Characterization of clonal hematopoiesis of indeterminate potential mutations from germline whole exome sequencing data.

Abstract

1525 Background: Clonal hematopoiesis of Indeterminate Potential (CHIP) is an age-related phenomenon where somatic mutations accumulate in cells of the blood or bone marrow. It is a source of biological noise that causes false-positives in ctDNA analysis and is present in up to 20% of individuals over the age of 70. The presence of CHIP has been linked to an increased risk of hematologic cancers and cardiovascular disease.

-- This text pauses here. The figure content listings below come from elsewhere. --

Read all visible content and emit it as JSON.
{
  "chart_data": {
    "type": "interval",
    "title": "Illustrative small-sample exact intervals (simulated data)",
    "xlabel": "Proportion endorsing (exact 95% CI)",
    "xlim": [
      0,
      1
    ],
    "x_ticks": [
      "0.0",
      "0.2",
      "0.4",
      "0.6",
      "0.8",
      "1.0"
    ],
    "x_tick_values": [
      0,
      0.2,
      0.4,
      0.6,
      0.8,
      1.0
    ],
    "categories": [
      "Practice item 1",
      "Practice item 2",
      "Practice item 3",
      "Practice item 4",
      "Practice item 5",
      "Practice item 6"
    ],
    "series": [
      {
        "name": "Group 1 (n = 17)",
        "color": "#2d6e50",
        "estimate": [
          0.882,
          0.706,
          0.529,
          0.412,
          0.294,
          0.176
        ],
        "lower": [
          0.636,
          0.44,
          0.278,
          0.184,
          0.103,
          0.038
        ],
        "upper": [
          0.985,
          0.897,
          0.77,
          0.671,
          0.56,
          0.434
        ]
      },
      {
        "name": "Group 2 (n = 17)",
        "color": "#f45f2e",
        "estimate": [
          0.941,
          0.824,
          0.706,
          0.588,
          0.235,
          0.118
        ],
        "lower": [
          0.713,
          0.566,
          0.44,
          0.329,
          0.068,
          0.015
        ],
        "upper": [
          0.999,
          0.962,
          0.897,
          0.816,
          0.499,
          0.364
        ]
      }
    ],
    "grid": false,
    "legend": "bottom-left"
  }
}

The Signatera assay filters CHIP mutations through tumor tissue and germline sequencing thereby reducing false-positive results and focuses on tumor-specific mutations for each patient. Methods: Whole exome sequencing data (average depth ~250x) analyzed from patients’ buffy coat (n = 159) was used to characterize CHIP mutations. Variant calling was performed using Freebayes variant caller with allele frequency threshold between 1% and 10%. Following which variant annotation and selection was performed based on the top 54 genes that are most implicated in myeloid disorders. The selected variants were further screened based on the reported variants in the literature and/or the Catalog of Somatic Mutations in Cancer (COSMIC). Results: The analysis revealed an average of 0.14 (0-2) CHIP mutations per patient with an average variant allele frequency of 3.49% (1%-8.5%). The most common CHIP mutations were observed in DNMT3A, (n = 17), TET2 (n = 7) and TP53 (n = 7) genes. The percentage of patients with at least 1 mutation found in DNMT3A, TET2, and TP53 were 4.2%, 1.94%, and 1.38%, respectively. Other genes containing CHIP mutation included CEBPA, ETV6, HRAS, PDGFRA, NRAS, KMT2A, EZH2, GATA2, GNAS at a frequency below 1%. CHIP mutations were not observed in patients younger than 40 years, but they increased in frequency with every decade of life thereafter. The incidence of CHIP increased from 0.04 for the 40-50 yrs age group to 0.18 for individuals older than 60. Further analysis of associations between incidence of CHIP and cancer type, prior exposure to chemotherapy as well as longitudinal evolution of CHIP mutations during cytotoxic treatment are underway and will be presented. Conclusions: CHIP, a common finding in the elderly population is an important factor to consider in ctDNA analysis and most frequently involves DNMT3A, TET2, and TP53 genes. The frequency of CHIP can be impacted by a number of other factors such as cytotoxic chemo- or radiotherapy.